Einer der Gründe, warum Sachbezüge so beliebt sind: Sie sind eine echte Win-win-Situation für Arbeitgeber und Arbeitnehmer. Arbeitgeber können diese Benefits als „Gehalts-Extra“ anbieten – und sparen damit bares Geld im Vergleich zur Alternative der Gehaltserhöhung. Mit einer breiten Palette an attraktiven Sachbezügen können sich Unternehmen außerdem als großzügiger Arbeitgeber zeigen, was bestehende Angestellte kostengünstig und mitunter langfristig ans eigene Unternehmen bindet. 

Gleichzeitig profitieren aber auch die Arbeitnehmer: Denn von Sachbezügen bleibt mehr Netto als bei einer simplen Gehaltserhöhung. Die dann auch noch im Zweifel für die gleichen Posten aufgewendet worden wäre (etwa ein Auto oder einen neuen Laptop). Die Kosten für Transport, technisches Equipment und Ernährung müssen so nicht mehr privat getragen und können somit eingespart werden. 

Diese Dynamik steigert neben  der  Mitarbeiterbindung, auch die Motivation im Team – und ist gerade bei der Akquise von neuen Angestellten ein potenziell ausschlaggebender Faktor.

4. Freigrenzen und Freibeträge: Wie Du Sachbezüge steuerfrei bekommst

Genau wie das Gehalt sind Sachbezüge grundsätzlich steuerpflichtig – aber eben nicht in allen Fällen. So gibt es Freigrenzen und Freibeträge, bis zu denen keine Steuern und Sozialabgaben für die Sachleistungen anfallen. 

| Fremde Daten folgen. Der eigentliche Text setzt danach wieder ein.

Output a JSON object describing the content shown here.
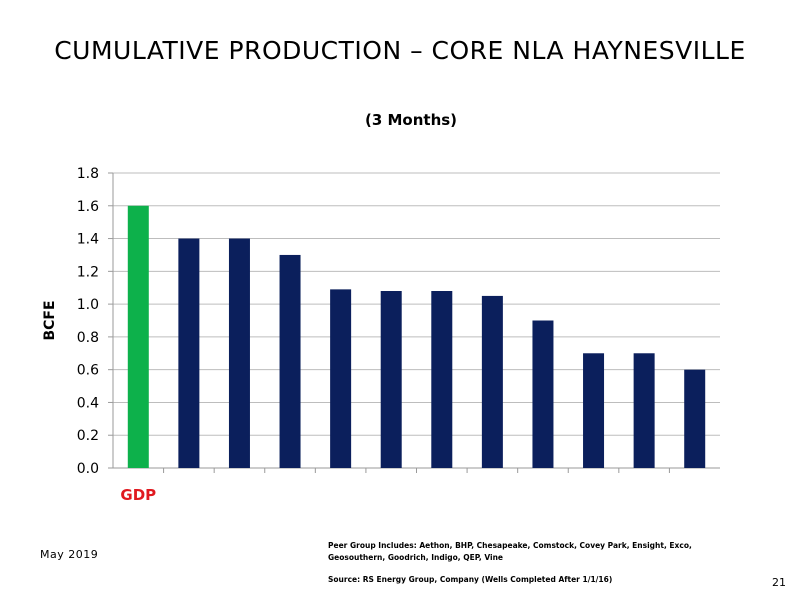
{
  "slide": {
    "title": "CUMULATIVE PRODUCTION – CORE NLA HAYNESVILLE",
    "date": "May 2019",
    "page_number": "21",
    "peer_note": "Peer Group Includes: Aethon, BHP, Chesapeake, Comstock, Covey Park, Ensight, Exco, Geosouthern, Goodrich, Indigo, QEP, Vine",
    "source": "Source: RS Energy Group, Company  (Wells Completed After 1/1/16)"
  },
  "chart_data": {
    "type": "bar",
    "title": "",
    "subtitle": "(3 Months)",
    "xlabel": "",
    "ylabel": "BCFE",
    "ylim": [
      0,
      1.8
    ],
    "yticks": [
      "0.0",
      "0.2",
      "0.4",
      "0.6",
      "0.8",
      "1.0",
      "1.2",
      "1.4",
      "1.6",
      "1.8"
    ],
    "grid": true,
    "categories": [
      "GDP",
      "",
      "",
      "",
      "",
      "",
      "",
      "",
      "",
      "",
      "",
      ""
    ],
    "values": [
      1.6,
      1.4,
      1.4,
      1.3,
      1.09,
      1.08,
      1.08,
      1.05,
      0.9,
      0.7,
      0.7,
      0.6
    ],
    "highlight_index": 0,
    "colors": {
      "highlight": "#0db14b",
      "bar": "#0b1f5c",
      "highlight_label": "#e0191f",
      "grid": "#bdbdbd",
      "axis": "#9a9a9a"
    }
  }
}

Wichtig ist hier der Unterschied, der zwischen Freigrenzen und  den Freibeträgen gelten. Wird ein Freibetrag überschritten, dann muss nur auf die zusätzliche Differenz jeweils Steuern und Abgaben gezahlt werden. Beim Überschreiten einer Freigrenze fallen jedoch für den vollständigen Betrag des Sachbezuges Steuern und Sozialabgaben an.

Die Freigrenzen und Freibeträge gelten immer Monat für Monat – es ist also nicht möglich, die Beträge zu addieren und am Jahresende gesammelt auszuzahlen. Die Benefits, die am Monatsende nicht verteilt wurden, verfallen.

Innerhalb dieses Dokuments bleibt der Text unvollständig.